- Professional members of CIPS receive 32% more in salary than their non-qualified counterparts but there’s still a talent shortage in the region
- A large number of Sub-Sahara Africa professionals received a salary increase in the last 12 months (49%)
- Men earn more than women at most levels, except operational level where women earn more
- 85% believe procurement is valued in their organisation
Over 4000 global procurement professionals* contributed to the latest free salary guide from The Chartered institute of Procurement & Supply (CIPS) in partnership with recruiting experts Hays Procurement.

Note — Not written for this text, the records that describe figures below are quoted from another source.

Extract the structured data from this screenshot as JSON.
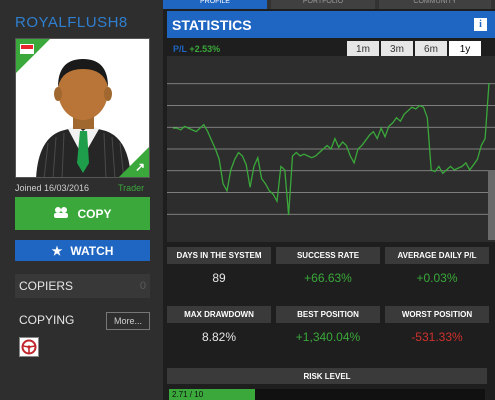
{
  "profile": {
    "username": "ROYALFLUSH8",
    "joined": "Joined 16/03/2016",
    "role": "Trader",
    "copy_label": "COPY",
    "watch_label": "WATCH",
    "copiers_label": "COPIERS",
    "copiers_count": "0",
    "copying_label": "COPYING",
    "more_label": "More..."
  },
  "tabs": [
    {
      "label": "PROFILE"
    },
    {
      "label": "PORTFOLIO"
    },
    {
      "label": "COMMUNITY"
    }
  ],
  "statistics": {
    "title": "STATISTICS",
    "legend_key": "P/L",
    "legend_value": "+2.53%",
    "periods": [
      "1m",
      "3m",
      "6m",
      "1y"
    ],
    "active_period": "1y"
  },
  "chart_data": {
    "type": "line",
    "grid": true,
    "ylim": [
      0,
      100
    ],
    "series": [
      {
        "color": "#3aa83a",
        "values": [
          62,
          62,
          61,
          63,
          62,
          61,
          60,
          62,
          64,
          60,
          55,
          50,
          44,
          30,
          26,
          38,
          44,
          48,
          46,
          41,
          28,
          40,
          45,
          33,
          30,
          26,
          24,
          20,
          40,
          38,
          12,
          46,
          48,
          46,
          47,
          46,
          45,
          46,
          48,
          50,
          52,
          50,
          56,
          51,
          54,
          52,
          46,
          42,
          50,
          52,
          55,
          58,
          60,
          56,
          62,
          57,
          63,
          65,
          68,
          66,
          70,
          72,
          74,
          73,
          75,
          74,
          68,
          38,
          37,
          40,
          36,
          38,
          40,
          38,
          39,
          40,
          42,
          38,
          41,
          44,
          52,
          56,
          88
        ]
      }
    ]
  },
  "stats": [
    {
      "label": "DAYS IN THE SYSTEM",
      "value": "89",
      "tone": "neutral"
    },
    {
      "label": "SUCCESS RATE",
      "value": "+66.63%",
      "tone": "pos"
    },
    {
      "label": "AVERAGE DAILY P/L",
      "value": "+0.03%",
      "tone": "pos"
    },
    {
      "label": "MAX DRAWDOWN",
      "value": "8.82%",
      "tone": "neutral"
    },
    {
      "label": "BEST POSITION",
      "value": "+1,340.04%",
      "tone": "pos"
    },
    {
      "label": "WORST POSITION",
      "value": "-531.33%",
      "tone": "neg"
    }
  ],
  "risk": {
    "label": "RISK LEVEL",
    "value_text": "2.71 / 10",
    "fraction": 0.271
  },
  "colors": {
    "accent_blue": "#1f66c2",
    "accent_green": "#3aa83a",
    "negative_red": "#d0312d"
  }
}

The CIPS/Hays Procurement Salary Guide and Insight 2018 report benchmarks salaries and bonuses for different roles and profiles, and offers insight into career paths in procurement for permanent and interim contracts and across sectors.
Great news for those professionals with MCIPS as 49% reported higher salary levels than those without. MCIPS professionals earned an average of USD 23,301 compared to non-professionals at USD 17,632 but 46% reported that those responsible for recruiting procurement staff struggled to find the right people.
The disparity in salaries between genders still causes concern as a shocking 52% of men earn more than women at advanced professional level. This drops at lower levels where there is an 8% disparity at professional level, 11% at managerial, and 4% at tactical, but the gap is still wide. Only at operational level do women start to earn more and 20% did.
Though salary uplifts were still subdued, a third of professionals (33%) still received a bonus, though they were the lowest out of all the regions surveyed.
In terms of benefits the Sub-Saharan region showed a different benefit structure as private medical insurance and support for study and career development both came top at 44%. Life assurance and death in service benefits came second at 34%.
Hemant, Harrielall Managing Director of CIPS Africa said, commented: “The value of the profession is still in evidence as the search for talent intensifies. That almost half our respondents are finding it difficult to find the right people with the right skills isn’t a surprise given the worth of procurement specialists.
“That good procurement and supply chain management is seen as more important than ever before means we have a pathway to secure more trained and skilled professionals in Sub-Saharan Africa. CEOs and government teams will be looking to turn this value into realistic steps and get more staff on board to build strategic value for their organisations,
”Our members are the cream of the crop and we welcome more people to train and upskill themselves in supply chain practice and join us.”
Scott Dance, Director Hays Procurement & Supply Chain, commented, “Finding the right people is of paramount importance to be able to build the best team.
“Our report also highlights the ongoing issues that employers face when recruiting. Professionals with the right soft skills are of great importance, however can be difficul tto find. This can be especially challenging when seeking talented senior procurement professionals, who are all the more important to bring about the change which is high on the agenda for many organisations.”
The full report also reveals more information about salaries and the most valued bonuses for Sub-Saharan professionals.